Endocrine Abstracts

JOINT3340

Background: Spondyloepimetaphyseal dysplasia (SEMD) is a rare developmental disorder of bone and cartilage with short stature and skeletal deformities affecting the extracellular matrix of cartilage. MMP13 (collagenase-3) has been considered to have an important role in skeletal biology in view of its exclusive presence in the skeleton during embryonic development in cartilaginous growth plates and primary centers of ossification. MMP13 takes part in catalyzing ECM components in the growth plate and at the same time cleaving and releasing biologically active molecules stored in the ECM, such as VEGFA, essential for chondrogenic differentiation, apoptosis, and matrix remodeling. Although previous studies had identified the association of SEMD_MO with a missense MMP13 mutation, the mechanism by which SEMD_MO is associated with MMP13 is poorly understood.

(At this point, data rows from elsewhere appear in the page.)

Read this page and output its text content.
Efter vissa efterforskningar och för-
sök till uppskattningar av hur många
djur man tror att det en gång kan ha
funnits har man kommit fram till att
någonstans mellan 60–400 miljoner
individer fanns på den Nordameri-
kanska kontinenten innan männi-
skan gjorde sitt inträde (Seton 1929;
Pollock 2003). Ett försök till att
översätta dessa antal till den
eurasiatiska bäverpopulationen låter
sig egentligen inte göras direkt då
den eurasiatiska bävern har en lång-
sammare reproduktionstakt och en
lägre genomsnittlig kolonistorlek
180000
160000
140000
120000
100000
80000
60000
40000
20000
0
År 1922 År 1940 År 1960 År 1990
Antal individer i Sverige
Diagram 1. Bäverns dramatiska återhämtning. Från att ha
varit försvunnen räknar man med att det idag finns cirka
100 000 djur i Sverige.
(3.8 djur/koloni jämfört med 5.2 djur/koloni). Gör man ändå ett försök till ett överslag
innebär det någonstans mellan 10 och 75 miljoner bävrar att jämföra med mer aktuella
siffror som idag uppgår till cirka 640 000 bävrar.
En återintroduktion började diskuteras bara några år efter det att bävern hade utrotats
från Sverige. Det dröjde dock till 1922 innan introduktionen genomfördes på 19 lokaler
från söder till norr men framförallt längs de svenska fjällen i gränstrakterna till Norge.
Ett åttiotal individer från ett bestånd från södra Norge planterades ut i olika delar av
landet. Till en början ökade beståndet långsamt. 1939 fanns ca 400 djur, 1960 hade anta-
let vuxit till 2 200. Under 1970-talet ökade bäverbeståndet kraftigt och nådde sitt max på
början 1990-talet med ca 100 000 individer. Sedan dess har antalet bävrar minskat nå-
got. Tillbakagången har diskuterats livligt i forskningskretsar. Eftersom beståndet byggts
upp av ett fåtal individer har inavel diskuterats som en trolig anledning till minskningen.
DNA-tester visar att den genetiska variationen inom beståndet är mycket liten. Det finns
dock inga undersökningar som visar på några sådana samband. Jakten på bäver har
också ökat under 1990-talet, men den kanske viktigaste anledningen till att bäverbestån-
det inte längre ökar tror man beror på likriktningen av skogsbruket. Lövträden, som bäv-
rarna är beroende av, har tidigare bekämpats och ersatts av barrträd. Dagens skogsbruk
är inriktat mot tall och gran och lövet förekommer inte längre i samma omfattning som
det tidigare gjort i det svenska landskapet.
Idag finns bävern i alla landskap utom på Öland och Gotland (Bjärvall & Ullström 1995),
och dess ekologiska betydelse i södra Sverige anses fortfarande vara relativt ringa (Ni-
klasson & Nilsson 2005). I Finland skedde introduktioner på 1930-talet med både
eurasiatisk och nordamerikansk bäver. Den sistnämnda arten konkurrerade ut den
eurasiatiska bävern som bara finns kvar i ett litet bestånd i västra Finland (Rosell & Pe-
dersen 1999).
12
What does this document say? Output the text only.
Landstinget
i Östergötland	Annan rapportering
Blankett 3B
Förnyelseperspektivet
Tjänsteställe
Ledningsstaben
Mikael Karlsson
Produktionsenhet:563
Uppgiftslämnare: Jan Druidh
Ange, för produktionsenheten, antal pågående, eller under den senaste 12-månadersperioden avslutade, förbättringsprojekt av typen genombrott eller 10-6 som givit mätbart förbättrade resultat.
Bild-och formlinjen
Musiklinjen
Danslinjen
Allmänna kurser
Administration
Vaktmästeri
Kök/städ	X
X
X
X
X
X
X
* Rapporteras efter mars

Patient and Methods: The proband was a 5. 5years old male exhibiting short stature(-3. 27SD). His X-ray examination revealed ulnar and radial bones with widened metaphysis, “brush and cup-like”changes, irregular edges. The WES analysis showed the probably pathogenic variant c. 124T>G in heterozygosity in exon2 of the MMP13 gene, described in the literature in patients with SEMD. The proteins which possibly could interact with MMP13 were preliminarial identified through CoIP-MS method and a bioinformatic analysis has been made as well. CoIP-WB experiment was used to verify the in vivo interaction. We generated induced pluripotent stem cells (iPSCs) from peripheral blood mononuclear cells (PBMCs) via nucleofection with episomal plasmids. These iPSCs were further differentiated into chondrogenic via mesenchymal stem cells (MSCs). RT-PCR and Western blot methods were used to substantiate whether both transcription level and protein level of PERK, ATF6, IRE1a are upregulated by BiP.

Results: Cell lines harboring the variant displayed decreased amount of MMP13 proteins in culture medium and degraded misfolded protein fragments of approximately 30kDa of the mutant protein intracellular through the ubiquitin-proteasome system. The results of CoIP-MS experiments and related bioinformatics analysis showed that the MMP13 Y42D variant increased the interaction between MMP13 and Bip and these proteins were mainly involved in several biological processes, including protein folding, protein processing in ER, response to ER stress. In patient-iPSC-derived chondrogenic, both transcription level and protein level of PERK, ATF6, IRE1a are upregulated by BiP.

Conclusion: Our study indicate that the variant in MMP13 lead to increasing MMP13-Bip protein interaction, activating endoplasmic reticulum stress. Under ER stress, Bip could upregulate transcription and expression level of PERK, ATF6, IRE1a and promote cell death.